Earlier this month, we visited beautiful Kent and stopped off at a very special place – Chelsfield.
This is the village that the seven-year old Dora Saint – ‘Miss Read’ as she became known to readers – moved to after her mother became ill.
Those with the Michael Joseph hardback edition of Dora’s autobiography, Time Remembered, will recognise the distinctive white clapperboard building and peep of red-brick school from the cover. In the introduction, Dora writes: ‘I had suddenly exchanged the pressure of London life for the slower ways of the country, and it suited me… At Chelsfield, I came into my own and have never ceased to be thankful.’
The heart of the village with its pub, school and village hall, is packed with pretty cottages. Here’s Dora’s description of her first sighting of the school: ‘I could not believe my eyes. Where was the great three-storey building of red brick? Where was the vast expanse of playground? Here before me was a one-storey building with a slate roof. Steps led up to the small playground, and a row of pollarded lime trees towered above the railings.’

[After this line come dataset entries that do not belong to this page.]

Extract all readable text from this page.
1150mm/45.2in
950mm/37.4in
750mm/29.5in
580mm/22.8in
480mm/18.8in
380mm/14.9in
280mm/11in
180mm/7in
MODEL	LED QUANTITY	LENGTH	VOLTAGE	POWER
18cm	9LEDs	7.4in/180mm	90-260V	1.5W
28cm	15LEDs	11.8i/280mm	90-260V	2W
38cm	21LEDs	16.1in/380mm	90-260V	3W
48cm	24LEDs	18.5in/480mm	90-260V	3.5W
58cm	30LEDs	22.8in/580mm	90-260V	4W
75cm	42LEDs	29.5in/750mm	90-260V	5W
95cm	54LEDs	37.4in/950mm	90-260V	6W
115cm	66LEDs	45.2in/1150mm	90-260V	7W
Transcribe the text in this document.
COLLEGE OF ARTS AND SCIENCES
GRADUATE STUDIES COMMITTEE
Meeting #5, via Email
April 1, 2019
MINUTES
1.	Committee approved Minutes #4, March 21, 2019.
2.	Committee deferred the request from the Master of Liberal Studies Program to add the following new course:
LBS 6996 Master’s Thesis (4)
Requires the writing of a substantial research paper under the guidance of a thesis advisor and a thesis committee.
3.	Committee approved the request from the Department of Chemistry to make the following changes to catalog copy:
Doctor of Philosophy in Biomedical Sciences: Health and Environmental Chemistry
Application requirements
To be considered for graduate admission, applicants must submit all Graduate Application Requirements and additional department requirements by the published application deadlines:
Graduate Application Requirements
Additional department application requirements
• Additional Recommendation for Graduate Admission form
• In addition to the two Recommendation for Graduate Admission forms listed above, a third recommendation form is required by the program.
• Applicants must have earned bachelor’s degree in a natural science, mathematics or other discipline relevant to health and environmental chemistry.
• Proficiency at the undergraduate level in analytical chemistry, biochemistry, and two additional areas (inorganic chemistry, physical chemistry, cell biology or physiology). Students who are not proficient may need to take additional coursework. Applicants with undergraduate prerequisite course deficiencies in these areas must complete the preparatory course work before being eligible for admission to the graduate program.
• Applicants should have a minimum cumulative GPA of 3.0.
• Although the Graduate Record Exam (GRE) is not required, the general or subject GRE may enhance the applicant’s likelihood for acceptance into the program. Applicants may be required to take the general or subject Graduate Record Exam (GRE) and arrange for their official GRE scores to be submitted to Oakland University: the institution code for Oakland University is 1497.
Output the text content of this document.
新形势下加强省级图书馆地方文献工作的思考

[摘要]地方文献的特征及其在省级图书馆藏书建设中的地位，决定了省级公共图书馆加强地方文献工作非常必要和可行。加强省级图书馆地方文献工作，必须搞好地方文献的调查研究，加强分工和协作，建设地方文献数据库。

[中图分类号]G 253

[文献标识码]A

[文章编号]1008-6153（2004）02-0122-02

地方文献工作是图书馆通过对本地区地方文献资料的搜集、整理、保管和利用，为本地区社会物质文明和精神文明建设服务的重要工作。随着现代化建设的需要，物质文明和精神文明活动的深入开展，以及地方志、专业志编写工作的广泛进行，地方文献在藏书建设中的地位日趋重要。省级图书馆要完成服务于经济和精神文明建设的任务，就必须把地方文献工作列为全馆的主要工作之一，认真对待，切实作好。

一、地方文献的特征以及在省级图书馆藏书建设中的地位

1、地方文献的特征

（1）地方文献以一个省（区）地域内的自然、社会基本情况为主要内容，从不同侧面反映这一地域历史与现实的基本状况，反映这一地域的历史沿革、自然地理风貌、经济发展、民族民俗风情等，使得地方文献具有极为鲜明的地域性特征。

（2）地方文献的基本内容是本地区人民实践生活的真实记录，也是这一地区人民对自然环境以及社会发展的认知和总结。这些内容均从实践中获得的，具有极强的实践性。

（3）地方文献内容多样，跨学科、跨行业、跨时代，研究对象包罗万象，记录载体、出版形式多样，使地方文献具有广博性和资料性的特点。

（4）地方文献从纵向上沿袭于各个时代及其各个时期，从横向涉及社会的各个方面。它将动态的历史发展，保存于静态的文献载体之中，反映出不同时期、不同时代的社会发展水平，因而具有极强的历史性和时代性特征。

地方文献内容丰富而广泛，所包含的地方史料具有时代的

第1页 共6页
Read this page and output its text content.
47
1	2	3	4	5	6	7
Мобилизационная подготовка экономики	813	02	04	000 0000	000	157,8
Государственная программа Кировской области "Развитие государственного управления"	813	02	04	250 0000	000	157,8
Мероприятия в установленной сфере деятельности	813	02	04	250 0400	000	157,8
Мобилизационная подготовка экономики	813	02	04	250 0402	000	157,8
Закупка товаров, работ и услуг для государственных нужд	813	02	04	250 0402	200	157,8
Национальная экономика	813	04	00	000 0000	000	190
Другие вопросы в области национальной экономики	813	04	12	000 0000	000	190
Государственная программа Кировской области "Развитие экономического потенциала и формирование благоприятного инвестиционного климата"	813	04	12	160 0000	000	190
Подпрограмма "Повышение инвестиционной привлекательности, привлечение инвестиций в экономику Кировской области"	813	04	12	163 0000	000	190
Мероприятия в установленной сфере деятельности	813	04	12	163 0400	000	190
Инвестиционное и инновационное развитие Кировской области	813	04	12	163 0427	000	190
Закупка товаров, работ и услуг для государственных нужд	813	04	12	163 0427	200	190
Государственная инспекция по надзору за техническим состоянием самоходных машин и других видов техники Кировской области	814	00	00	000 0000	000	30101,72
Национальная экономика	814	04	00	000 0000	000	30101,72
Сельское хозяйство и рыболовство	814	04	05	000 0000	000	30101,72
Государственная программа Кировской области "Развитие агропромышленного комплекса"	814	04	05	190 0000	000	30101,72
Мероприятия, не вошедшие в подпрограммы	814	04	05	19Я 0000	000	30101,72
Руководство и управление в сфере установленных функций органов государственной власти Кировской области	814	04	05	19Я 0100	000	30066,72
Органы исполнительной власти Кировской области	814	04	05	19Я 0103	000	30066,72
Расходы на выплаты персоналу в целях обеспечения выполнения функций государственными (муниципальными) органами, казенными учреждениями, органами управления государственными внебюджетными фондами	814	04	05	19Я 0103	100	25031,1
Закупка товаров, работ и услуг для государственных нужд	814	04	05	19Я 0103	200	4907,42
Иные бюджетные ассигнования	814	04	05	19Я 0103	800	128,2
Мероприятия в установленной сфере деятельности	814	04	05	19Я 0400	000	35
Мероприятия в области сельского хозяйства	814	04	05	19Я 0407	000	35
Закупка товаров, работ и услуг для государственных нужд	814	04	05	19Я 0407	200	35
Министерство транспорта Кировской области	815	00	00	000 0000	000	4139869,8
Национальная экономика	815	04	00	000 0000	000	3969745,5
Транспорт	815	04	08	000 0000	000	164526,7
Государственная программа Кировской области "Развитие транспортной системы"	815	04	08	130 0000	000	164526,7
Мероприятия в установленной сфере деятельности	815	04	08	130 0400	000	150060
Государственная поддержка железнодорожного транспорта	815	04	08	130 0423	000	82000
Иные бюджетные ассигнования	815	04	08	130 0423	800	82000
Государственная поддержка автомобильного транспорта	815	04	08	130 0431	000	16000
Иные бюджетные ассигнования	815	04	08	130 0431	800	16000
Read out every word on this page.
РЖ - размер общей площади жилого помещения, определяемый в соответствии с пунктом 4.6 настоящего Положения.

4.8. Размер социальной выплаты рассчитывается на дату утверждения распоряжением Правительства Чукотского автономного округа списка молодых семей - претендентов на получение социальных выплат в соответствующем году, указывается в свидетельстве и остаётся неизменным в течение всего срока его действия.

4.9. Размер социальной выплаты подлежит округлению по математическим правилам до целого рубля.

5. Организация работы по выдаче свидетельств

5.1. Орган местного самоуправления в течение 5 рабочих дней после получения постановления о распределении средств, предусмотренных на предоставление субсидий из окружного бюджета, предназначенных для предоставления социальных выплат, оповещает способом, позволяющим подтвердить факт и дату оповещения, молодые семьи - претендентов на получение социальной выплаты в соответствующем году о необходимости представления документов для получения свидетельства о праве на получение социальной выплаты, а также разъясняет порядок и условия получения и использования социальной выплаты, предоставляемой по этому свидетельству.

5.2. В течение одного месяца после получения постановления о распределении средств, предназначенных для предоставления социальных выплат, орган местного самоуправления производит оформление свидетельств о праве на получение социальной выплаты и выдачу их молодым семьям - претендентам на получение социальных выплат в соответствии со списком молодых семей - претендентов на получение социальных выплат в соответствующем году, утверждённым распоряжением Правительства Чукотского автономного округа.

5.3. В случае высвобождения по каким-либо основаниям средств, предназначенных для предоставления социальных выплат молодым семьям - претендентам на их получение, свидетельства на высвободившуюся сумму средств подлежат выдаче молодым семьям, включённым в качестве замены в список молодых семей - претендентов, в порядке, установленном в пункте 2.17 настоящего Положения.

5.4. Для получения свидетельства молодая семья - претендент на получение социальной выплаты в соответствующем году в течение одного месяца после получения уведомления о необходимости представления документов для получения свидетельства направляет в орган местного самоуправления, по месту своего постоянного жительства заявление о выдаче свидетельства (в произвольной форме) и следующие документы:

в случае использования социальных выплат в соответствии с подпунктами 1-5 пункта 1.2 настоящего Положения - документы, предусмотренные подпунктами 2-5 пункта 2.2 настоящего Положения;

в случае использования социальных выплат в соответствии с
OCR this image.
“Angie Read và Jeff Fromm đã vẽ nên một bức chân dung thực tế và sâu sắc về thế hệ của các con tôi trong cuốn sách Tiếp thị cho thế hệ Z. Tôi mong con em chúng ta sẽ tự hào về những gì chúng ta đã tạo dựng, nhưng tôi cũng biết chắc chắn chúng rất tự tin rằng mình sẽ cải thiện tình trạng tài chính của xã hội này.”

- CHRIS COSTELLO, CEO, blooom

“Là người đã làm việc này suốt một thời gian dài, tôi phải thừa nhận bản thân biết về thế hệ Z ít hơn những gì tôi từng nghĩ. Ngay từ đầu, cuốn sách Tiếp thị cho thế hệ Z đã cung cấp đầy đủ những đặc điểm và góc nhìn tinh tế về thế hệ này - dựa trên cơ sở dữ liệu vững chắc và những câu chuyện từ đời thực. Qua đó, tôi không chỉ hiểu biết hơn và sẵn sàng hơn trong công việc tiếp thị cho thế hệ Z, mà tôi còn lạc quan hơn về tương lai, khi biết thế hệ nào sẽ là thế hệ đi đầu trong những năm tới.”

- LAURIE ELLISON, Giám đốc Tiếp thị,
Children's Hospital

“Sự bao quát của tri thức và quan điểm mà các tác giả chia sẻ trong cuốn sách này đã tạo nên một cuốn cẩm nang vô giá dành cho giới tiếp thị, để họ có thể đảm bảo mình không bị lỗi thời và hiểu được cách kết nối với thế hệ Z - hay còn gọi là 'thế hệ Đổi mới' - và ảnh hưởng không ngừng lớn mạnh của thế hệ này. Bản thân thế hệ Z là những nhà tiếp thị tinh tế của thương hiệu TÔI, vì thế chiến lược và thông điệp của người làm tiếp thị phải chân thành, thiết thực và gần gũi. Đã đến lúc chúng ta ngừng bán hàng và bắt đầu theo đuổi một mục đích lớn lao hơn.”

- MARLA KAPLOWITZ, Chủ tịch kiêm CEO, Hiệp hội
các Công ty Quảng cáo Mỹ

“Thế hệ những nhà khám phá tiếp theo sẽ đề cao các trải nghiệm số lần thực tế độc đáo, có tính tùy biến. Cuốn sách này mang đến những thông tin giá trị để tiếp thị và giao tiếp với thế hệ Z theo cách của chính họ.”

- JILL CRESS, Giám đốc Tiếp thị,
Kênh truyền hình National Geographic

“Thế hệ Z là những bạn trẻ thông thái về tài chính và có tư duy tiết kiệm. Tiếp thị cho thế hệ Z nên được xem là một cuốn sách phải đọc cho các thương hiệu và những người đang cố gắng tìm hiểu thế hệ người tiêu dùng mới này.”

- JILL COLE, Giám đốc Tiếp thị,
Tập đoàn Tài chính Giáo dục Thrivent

But I wonder how much of it Dora would recognise today. The train station felt very suburban but, when Dora arrived, she described it like this: ‘once the train had pulled away, everything was still and quiet… The peace of a spring morning enveloped us as we climbed the gentle slope, the wood on our right, and the deep railway cutting on our left … The larks were in joyous frenzy above. The sky was blue, the now distant wood misty with early buds, and the air was heady to a London child. A great surge of happiness engulfed me… This is where I was going to live… This is where I belonged. This was the country, and I was home there.’
Across the fields, you can distinctly see the soaring towers of Canary Wharf and glimpse the impressive curve of The Shard, reminding us that London is so close but, to the seven-year Dora, it must have felt a million miles away.